Rolf Kahnt wird in diesem Leserbrief heftig kritisiert, weil er einen offenen Brief nicht unterschrieb, in welchem sich die AfD-Kreistagsfraktion „von den Aussagen Höckes zum sogenannten ,Denkmal der Schande’“ distanzierte. Leider wird vergessen, dass Herr Kahnt und Herr Höcke sich in prominenter Gesellschaft befinden. Als Björn Höcke das Holocaust-Denkmal als „Denkmal der Schande“ bezeichnete, war der Aufschrei groß, bis sich herausstellte, dass Rudolf Augstein und Martin Walser Vergleichbares gesagt hatten.

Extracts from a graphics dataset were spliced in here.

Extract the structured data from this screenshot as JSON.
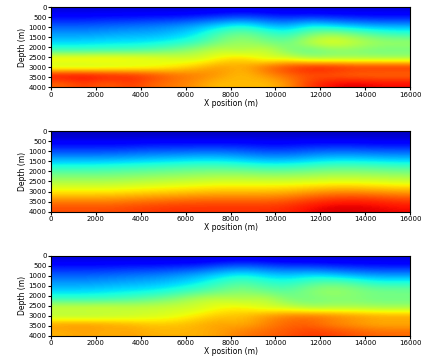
{
  "chart_data": [
    {
      "type": "heatmap",
      "x_label": "X position (m)",
      "y_label": "Depth (m)",
      "xlim": [
        0,
        16000
      ],
      "ylim": [
        4000,
        0
      ],
      "xticks": [
        0,
        2000,
        4000,
        6000,
        8000,
        10000,
        12000,
        14000,
        16000
      ],
      "yticks": [
        0,
        500,
        1000,
        1500,
        2000,
        2500,
        3000,
        3500,
        4000
      ],
      "clim": [
        0,
        1
      ],
      "cells": [
        [
          0.08,
          0.08,
          0.08,
          0.08,
          0.08,
          0.08,
          0.08,
          0.09,
          0.1,
          0.09,
          0.08,
          0.08,
          0.08,
          0.08,
          0.08,
          0.08
        ],
        [
          0.14,
          0.14,
          0.15,
          0.15,
          0.16,
          0.16,
          0.18,
          0.2,
          0.22,
          0.2,
          0.18,
          0.2,
          0.18,
          0.17,
          0.16,
          0.16
        ],
        [
          0.22,
          0.22,
          0.23,
          0.24,
          0.25,
          0.27,
          0.3,
          0.35,
          0.4,
          0.33,
          0.3,
          0.38,
          0.35,
          0.32,
          0.3,
          0.3
        ],
        [
          0.28,
          0.28,
          0.29,
          0.3,
          0.3,
          0.32,
          0.36,
          0.45,
          0.5,
          0.45,
          0.4,
          0.5,
          0.55,
          0.5,
          0.45,
          0.42
        ],
        [
          0.34,
          0.34,
          0.35,
          0.35,
          0.36,
          0.38,
          0.42,
          0.5,
          0.55,
          0.5,
          0.48,
          0.6,
          0.65,
          0.6,
          0.55,
          0.55
        ],
        [
          0.42,
          0.42,
          0.43,
          0.44,
          0.46,
          0.5,
          0.55,
          0.6,
          0.55,
          0.62,
          0.5,
          0.45,
          0.5,
          0.5,
          0.48,
          0.48
        ],
        [
          0.7,
          0.7,
          0.7,
          0.68,
          0.66,
          0.62,
          0.6,
          0.65,
          0.7,
          0.6,
          0.62,
          0.55,
          0.55,
          0.55,
          0.55,
          0.55
        ],
        [
          0.55,
          0.55,
          0.56,
          0.58,
          0.6,
          0.65,
          0.7,
          0.75,
          0.72,
          0.8,
          0.85,
          0.9,
          0.9,
          0.88,
          0.88,
          0.88
        ],
        [
          0.92,
          0.92,
          0.9,
          0.88,
          0.85,
          0.8,
          0.78,
          0.75,
          0.7,
          0.75,
          0.8,
          0.82,
          0.8,
          0.78,
          0.78,
          0.78
        ],
        [
          0.8,
          0.85,
          0.8,
          0.85,
          0.8,
          0.78,
          0.75,
          0.7,
          0.72,
          0.7,
          0.75,
          0.85,
          0.9,
          0.92,
          0.9,
          0.9
        ]
      ]
    },
    {
      "type": "heatmap",
      "x_label": "X position (m)",
      "y_label": "Depth (m)",
      "xlim": [
        0,
        16000
      ],
      "ylim": [
        4000,
        0
      ],
      "xticks": [
        0,
        2000,
        4000,
        6000,
        8000,
        10000,
        12000,
        14000,
        16000
      ],
      "yticks": [
        0,
        500,
        1000,
        1500,
        2000,
        2500,
        3000,
        3500,
        4000
      ],
      "clim": [
        0,
        1
      ],
      "cells": [
        [
          0.06,
          0.06,
          0.06,
          0.06,
          0.06,
          0.06,
          0.06,
          0.06,
          0.06,
          0.06,
          0.06,
          0.06,
          0.06,
          0.06,
          0.06,
          0.06
        ],
        [
          0.12,
          0.12,
          0.12,
          0.12,
          0.13,
          0.13,
          0.13,
          0.13,
          0.13,
          0.12,
          0.12,
          0.13,
          0.13,
          0.13,
          0.12,
          0.12
        ],
        [
          0.2,
          0.2,
          0.2,
          0.21,
          0.22,
          0.22,
          0.23,
          0.23,
          0.22,
          0.2,
          0.2,
          0.22,
          0.23,
          0.23,
          0.22,
          0.22
        ],
        [
          0.3,
          0.3,
          0.3,
          0.31,
          0.32,
          0.33,
          0.34,
          0.34,
          0.32,
          0.3,
          0.3,
          0.32,
          0.34,
          0.34,
          0.33,
          0.32
        ],
        [
          0.4,
          0.4,
          0.41,
          0.42,
          0.43,
          0.44,
          0.45,
          0.45,
          0.44,
          0.42,
          0.42,
          0.44,
          0.46,
          0.46,
          0.45,
          0.44
        ],
        [
          0.5,
          0.5,
          0.5,
          0.51,
          0.52,
          0.53,
          0.54,
          0.55,
          0.55,
          0.54,
          0.54,
          0.55,
          0.56,
          0.56,
          0.55,
          0.54
        ],
        [
          0.58,
          0.58,
          0.58,
          0.59,
          0.6,
          0.61,
          0.62,
          0.63,
          0.63,
          0.63,
          0.63,
          0.64,
          0.65,
          0.65,
          0.64,
          0.63
        ],
        [
          0.66,
          0.66,
          0.66,
          0.67,
          0.68,
          0.69,
          0.7,
          0.71,
          0.71,
          0.71,
          0.72,
          0.74,
          0.76,
          0.76,
          0.75,
          0.74
        ],
        [
          0.76,
          0.76,
          0.76,
          0.77,
          0.78,
          0.79,
          0.8,
          0.8,
          0.8,
          0.8,
          0.81,
          0.84,
          0.86,
          0.87,
          0.86,
          0.84
        ],
        [
          0.83,
          0.83,
          0.83,
          0.84,
          0.85,
          0.86,
          0.86,
          0.86,
          0.86,
          0.86,
          0.87,
          0.9,
          0.92,
          0.92,
          0.91,
          0.9
        ]
      ]
    },
    {
      "type": "heatmap",
      "x_label": "X position (m)",
      "y_label": "Depth (m)",
      "xlim": [
        0,
        16000
      ],
      "ylim": [
        4000,
        0
      ],
      "xticks": [
        0,
        2000,
        4000,
        6000,
        8000,
        10000,
        12000,
        14000,
        16000
      ],
      "yticks": [
        0,
        500,
        1000,
        1500,
        2000,
        2500,
        3000,
        3500,
        4000
      ],
      "clim": [
        0,
        1
      ],
      "cells": [
        [
          0.08,
          0.08,
          0.08,
          0.08,
          0.08,
          0.08,
          0.08,
          0.09,
          0.1,
          0.09,
          0.08,
          0.08,
          0.08,
          0.08,
          0.08,
          0.08
        ],
        [
          0.15,
          0.15,
          0.15,
          0.16,
          0.16,
          0.17,
          0.18,
          0.22,
          0.24,
          0.22,
          0.2,
          0.2,
          0.18,
          0.17,
          0.16,
          0.16
        ],
        [
          0.22,
          0.22,
          0.23,
          0.24,
          0.25,
          0.27,
          0.3,
          0.34,
          0.38,
          0.34,
          0.32,
          0.35,
          0.33,
          0.3,
          0.28,
          0.28
        ],
        [
          0.28,
          0.28,
          0.29,
          0.3,
          0.31,
          0.33,
          0.36,
          0.42,
          0.46,
          0.42,
          0.4,
          0.45,
          0.48,
          0.45,
          0.4,
          0.4
        ],
        [
          0.34,
          0.34,
          0.35,
          0.36,
          0.37,
          0.4,
          0.44,
          0.48,
          0.52,
          0.48,
          0.46,
          0.52,
          0.55,
          0.52,
          0.5,
          0.5
        ],
        [
          0.42,
          0.42,
          0.43,
          0.45,
          0.48,
          0.52,
          0.58,
          0.6,
          0.56,
          0.6,
          0.5,
          0.48,
          0.5,
          0.5,
          0.48,
          0.48
        ],
        [
          0.62,
          0.62,
          0.62,
          0.6,
          0.6,
          0.6,
          0.6,
          0.64,
          0.66,
          0.6,
          0.6,
          0.55,
          0.56,
          0.56,
          0.55,
          0.55
        ],
        [
          0.55,
          0.55,
          0.56,
          0.58,
          0.6,
          0.62,
          0.66,
          0.7,
          0.7,
          0.75,
          0.78,
          0.8,
          0.78,
          0.76,
          0.74,
          0.74
        ],
        [
          0.75,
          0.75,
          0.74,
          0.72,
          0.7,
          0.7,
          0.72,
          0.74,
          0.72,
          0.76,
          0.8,
          0.8,
          0.76,
          0.74,
          0.72,
          0.72
        ],
        [
          0.72,
          0.74,
          0.72,
          0.74,
          0.72,
          0.72,
          0.72,
          0.74,
          0.78,
          0.8,
          0.82,
          0.85,
          0.84,
          0.82,
          0.8,
          0.8
        ]
      ]
    }
  ]
}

An einem sehr prominenten Ort war von dem Schriftsteller Martin Walser am 11. Oktober 1998 in der Frankfurter Paulskirche zu hören: „In der Diskussion um das Holocaust-Denkmal in Berlin kann die Nachwelt einmal nachlesen, was Leute anrichten, die sich für das Gewissen von anderen verantwortlich fühlen. Die Betonierung des Zentrums der Hauptstadt mit einem fußballfeldgroßen Alptraum. Die Monumentalisierung der Schande.“

„Gegen die Hauptstadt“

Spiegel-Herausgeber Rudolf Augstein am 30. November 1998: „Nun soll in der Mitte der wiedergewonnenen Hauptstadt Berlin ein Mahnmal an unsere fortwährende Schande erinnern. Anderen Nationen wäre ein solcher Umgang mit ihrer Vergangenheit fremd. Man ahnt, dass dieses Schandmal gegen die Hauptstadt und das in Berlin sich neu formierende Deutschland gerichtet ist.“ Obwohl diese Aussagen so ganz und gar der „politischen Korrektheit“ widersprechen, wird man Martin Walser und den Spiegel-Herausgeber Rudolf Augstein wohl kaum in die rechte Ecke stellen können.

Der Fall „Kahnt und das Holocaust-Denkmal“ ist symptomatisch dafür, wie man missliebige, „politisch unkorrekte“Aussagen Andersdenkender diskreditiert.